Thursday, May 30, 2013

Off, Off, and Away


Off into the great wide unknown.

The chapter of my life known as High School is rapidly coming to an end. I have 5 academic days, and 13 days until I graduate and go of into ‘the real world’. Or, as I like to think of it, the great wide unknown.

But more than starting a new chapter of my life I’m also walking into a new time in my life. I’m entering a time in my life that has the potential to be beautiful and magical in ways I may not ever imagine until I’m in the midst of them.
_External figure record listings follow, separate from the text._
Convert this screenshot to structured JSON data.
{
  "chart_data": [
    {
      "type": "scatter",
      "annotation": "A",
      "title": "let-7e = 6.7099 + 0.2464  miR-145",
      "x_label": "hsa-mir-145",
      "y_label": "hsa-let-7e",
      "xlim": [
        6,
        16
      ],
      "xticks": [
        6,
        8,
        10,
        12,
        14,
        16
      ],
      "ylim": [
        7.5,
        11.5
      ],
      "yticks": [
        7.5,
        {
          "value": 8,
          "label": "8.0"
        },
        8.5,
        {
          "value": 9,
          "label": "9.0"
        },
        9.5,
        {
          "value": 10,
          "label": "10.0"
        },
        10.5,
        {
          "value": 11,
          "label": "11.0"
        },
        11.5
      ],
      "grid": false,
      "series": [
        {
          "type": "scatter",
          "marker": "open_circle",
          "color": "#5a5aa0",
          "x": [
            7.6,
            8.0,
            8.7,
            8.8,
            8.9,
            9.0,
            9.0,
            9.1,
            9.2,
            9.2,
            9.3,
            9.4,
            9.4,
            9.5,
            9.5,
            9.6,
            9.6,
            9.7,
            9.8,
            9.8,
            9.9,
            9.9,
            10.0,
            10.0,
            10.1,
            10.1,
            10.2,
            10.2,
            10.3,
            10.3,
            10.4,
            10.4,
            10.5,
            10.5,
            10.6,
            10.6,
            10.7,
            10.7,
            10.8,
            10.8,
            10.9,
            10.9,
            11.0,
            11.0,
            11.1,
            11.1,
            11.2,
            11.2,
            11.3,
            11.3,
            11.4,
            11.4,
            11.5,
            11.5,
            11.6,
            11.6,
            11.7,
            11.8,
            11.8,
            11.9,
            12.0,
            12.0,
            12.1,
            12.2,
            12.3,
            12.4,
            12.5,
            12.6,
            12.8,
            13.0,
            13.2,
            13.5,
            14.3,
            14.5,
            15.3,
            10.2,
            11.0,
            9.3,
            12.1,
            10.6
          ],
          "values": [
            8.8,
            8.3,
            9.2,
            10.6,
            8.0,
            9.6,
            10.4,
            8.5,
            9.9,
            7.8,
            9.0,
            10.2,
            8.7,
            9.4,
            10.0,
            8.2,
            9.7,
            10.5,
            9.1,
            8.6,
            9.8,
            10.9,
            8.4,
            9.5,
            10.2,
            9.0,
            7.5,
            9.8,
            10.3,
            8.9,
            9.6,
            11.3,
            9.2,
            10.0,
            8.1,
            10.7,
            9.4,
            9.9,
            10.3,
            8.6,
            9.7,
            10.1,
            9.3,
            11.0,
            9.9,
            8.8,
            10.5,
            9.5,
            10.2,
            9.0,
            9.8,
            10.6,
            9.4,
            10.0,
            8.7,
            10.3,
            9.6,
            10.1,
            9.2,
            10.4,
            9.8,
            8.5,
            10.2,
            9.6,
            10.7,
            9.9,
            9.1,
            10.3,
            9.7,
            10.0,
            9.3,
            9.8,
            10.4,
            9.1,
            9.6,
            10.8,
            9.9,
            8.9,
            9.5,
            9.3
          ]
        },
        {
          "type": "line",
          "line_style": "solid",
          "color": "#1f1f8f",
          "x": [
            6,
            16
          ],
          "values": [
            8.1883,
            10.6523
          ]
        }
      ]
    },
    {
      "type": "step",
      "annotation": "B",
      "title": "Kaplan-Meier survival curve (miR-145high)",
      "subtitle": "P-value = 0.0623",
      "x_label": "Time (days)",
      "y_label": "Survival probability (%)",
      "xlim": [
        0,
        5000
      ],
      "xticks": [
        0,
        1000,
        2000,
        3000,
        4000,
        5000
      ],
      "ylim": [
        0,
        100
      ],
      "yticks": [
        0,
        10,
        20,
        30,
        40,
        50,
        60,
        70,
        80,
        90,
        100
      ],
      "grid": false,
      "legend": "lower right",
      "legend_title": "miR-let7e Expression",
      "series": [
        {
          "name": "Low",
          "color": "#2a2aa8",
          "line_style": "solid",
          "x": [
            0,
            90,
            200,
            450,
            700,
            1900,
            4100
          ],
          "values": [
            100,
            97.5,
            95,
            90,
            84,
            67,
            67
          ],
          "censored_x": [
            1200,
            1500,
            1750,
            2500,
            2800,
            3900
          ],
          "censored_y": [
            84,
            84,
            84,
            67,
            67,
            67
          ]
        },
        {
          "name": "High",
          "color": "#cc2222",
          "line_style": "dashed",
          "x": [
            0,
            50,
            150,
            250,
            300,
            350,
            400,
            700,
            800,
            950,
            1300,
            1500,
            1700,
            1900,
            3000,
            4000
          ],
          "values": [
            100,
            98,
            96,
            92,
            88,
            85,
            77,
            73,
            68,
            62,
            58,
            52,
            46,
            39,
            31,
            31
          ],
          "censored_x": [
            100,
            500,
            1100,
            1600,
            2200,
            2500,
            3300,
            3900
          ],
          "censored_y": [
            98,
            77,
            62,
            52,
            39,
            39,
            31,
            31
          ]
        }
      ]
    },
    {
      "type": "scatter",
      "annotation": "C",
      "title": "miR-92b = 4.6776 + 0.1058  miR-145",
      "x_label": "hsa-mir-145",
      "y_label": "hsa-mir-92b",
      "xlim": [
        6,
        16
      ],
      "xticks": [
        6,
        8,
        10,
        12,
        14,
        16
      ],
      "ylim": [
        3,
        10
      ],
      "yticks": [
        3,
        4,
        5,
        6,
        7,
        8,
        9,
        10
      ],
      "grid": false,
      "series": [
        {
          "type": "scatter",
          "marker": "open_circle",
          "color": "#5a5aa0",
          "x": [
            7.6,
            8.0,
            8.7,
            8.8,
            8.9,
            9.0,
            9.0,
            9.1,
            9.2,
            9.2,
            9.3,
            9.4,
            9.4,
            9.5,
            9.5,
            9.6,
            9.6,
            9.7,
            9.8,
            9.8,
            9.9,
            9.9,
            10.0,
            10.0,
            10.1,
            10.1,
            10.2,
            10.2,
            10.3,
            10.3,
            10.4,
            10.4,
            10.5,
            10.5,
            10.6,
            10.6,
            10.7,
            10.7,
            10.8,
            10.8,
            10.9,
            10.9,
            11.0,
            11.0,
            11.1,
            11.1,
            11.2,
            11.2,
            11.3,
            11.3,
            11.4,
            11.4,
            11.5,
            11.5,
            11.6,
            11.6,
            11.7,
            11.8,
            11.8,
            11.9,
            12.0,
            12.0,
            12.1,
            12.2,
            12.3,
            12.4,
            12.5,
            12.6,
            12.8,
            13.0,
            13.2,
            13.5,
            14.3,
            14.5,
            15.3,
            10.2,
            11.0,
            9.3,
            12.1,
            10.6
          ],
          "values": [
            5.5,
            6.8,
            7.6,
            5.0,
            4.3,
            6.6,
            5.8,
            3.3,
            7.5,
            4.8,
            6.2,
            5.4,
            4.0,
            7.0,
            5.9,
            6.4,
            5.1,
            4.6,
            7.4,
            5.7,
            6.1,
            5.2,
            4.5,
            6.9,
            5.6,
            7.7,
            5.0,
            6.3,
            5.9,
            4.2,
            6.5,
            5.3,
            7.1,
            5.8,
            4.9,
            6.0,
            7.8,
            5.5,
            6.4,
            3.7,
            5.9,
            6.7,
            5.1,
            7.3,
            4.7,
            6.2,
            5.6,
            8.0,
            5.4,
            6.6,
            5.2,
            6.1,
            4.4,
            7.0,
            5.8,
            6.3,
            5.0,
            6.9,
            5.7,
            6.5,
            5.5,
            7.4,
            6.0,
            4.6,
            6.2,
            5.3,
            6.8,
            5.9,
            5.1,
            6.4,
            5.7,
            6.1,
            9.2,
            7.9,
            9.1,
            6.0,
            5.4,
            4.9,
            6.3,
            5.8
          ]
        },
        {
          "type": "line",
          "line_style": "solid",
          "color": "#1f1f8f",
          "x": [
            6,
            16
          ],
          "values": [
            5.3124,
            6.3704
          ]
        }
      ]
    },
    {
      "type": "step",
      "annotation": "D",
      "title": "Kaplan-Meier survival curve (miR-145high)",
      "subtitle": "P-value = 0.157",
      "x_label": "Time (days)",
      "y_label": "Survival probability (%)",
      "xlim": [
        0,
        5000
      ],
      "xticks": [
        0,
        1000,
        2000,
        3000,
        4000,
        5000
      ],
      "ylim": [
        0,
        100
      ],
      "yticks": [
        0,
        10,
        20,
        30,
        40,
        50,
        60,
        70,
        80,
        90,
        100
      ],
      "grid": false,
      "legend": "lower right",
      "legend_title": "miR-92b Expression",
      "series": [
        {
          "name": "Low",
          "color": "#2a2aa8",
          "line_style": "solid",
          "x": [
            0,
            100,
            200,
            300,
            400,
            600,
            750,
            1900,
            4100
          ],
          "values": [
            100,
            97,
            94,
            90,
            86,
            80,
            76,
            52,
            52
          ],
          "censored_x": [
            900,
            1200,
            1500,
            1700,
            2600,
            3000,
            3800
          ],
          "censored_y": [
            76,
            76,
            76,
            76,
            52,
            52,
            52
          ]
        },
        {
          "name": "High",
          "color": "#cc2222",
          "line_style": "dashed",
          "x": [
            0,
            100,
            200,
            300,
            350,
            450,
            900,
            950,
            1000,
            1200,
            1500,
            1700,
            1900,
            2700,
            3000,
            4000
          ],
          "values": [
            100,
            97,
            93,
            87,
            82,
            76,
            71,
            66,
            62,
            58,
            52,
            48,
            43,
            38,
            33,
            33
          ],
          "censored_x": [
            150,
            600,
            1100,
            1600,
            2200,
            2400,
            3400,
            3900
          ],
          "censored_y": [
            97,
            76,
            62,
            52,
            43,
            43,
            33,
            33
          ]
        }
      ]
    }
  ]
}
If I could give any bit of advice I would tell you to go.
To branch out
To see the world
To discover
To dream
To make those dreams come true
I would tell you to be bold
To jump out of the boat and into the water
I would tell you to run and never stop
To leave and not look back

Because this is the time, the only time, in your life when you can do just that.
You can go.
You have the ability to do whatever you want to do,
to be whoever you want to be.
Go where ever the wind blows you,
fly by the seat of your pants.
Don’t take this time for granted, and don’t say ‘Oh, I’ll do that later in life’ because honestly, you won’t. “Twenty years from now you will be more disappointed by the things you didn’t do than by the ones you did do. So throw off the bowlines, sail away from the safe harbor. Catch the trade winds in your sails. Explore. Dream. Discover.” (– Mark Twain)
Don’t look back on this time and wish you had done something differently with it. No one regrets that chances they did take as much as the ones they didn’t.
So take the chance.

The young do not know enough to be prudent, and therefore they attempt the impossible - and achieve it, generation after generation.
-Pearl Buck

Thursday, May 2, 2013

Drained.


Drained.
Emotionally. Physically. Mentally.
These past two days have left me absolutely nothing left to give.
My school put on a simulation of ‘Every 15 Minutes’ where we simulated a fatal drunk driving incident after prom. The driver was ‘arrested’, 2 ‘died’ one on scene and one off, and others were injured.
We also pulled 20 students from class that were to be representative of the Junior and Senior classes. The point was to literally scare kids out of drinking and driving.
We also held a ‘funeral’ for the students. And after they were reunited with their families, friends, and really everyone that wasn’t one of them or part of ASB.
My role. Occupy, the ‘living dead’ from 3pm to 7am.
As draining as this was, it was beautiful. It was beautiful to see 20 kids who hardly know each other (some didn’t know each others names) come together and build relationship’s with each other.

Yes. It was hard. Yes, we all cried. Yes, it was absolutely exhausting. Yes, I had multiple emotional melt downs. Yes, the words “I can’t deal” came out of me countless times.

But honestly, I would go back to school right now and do it all over again.
Because I believe in hat we did.
It blows my mind the ripple effect of drunk driving and the toll it can take on someone’s life. And, if all this did was help save just one life, or prevent one kid from doing something stupid, then its all worth it.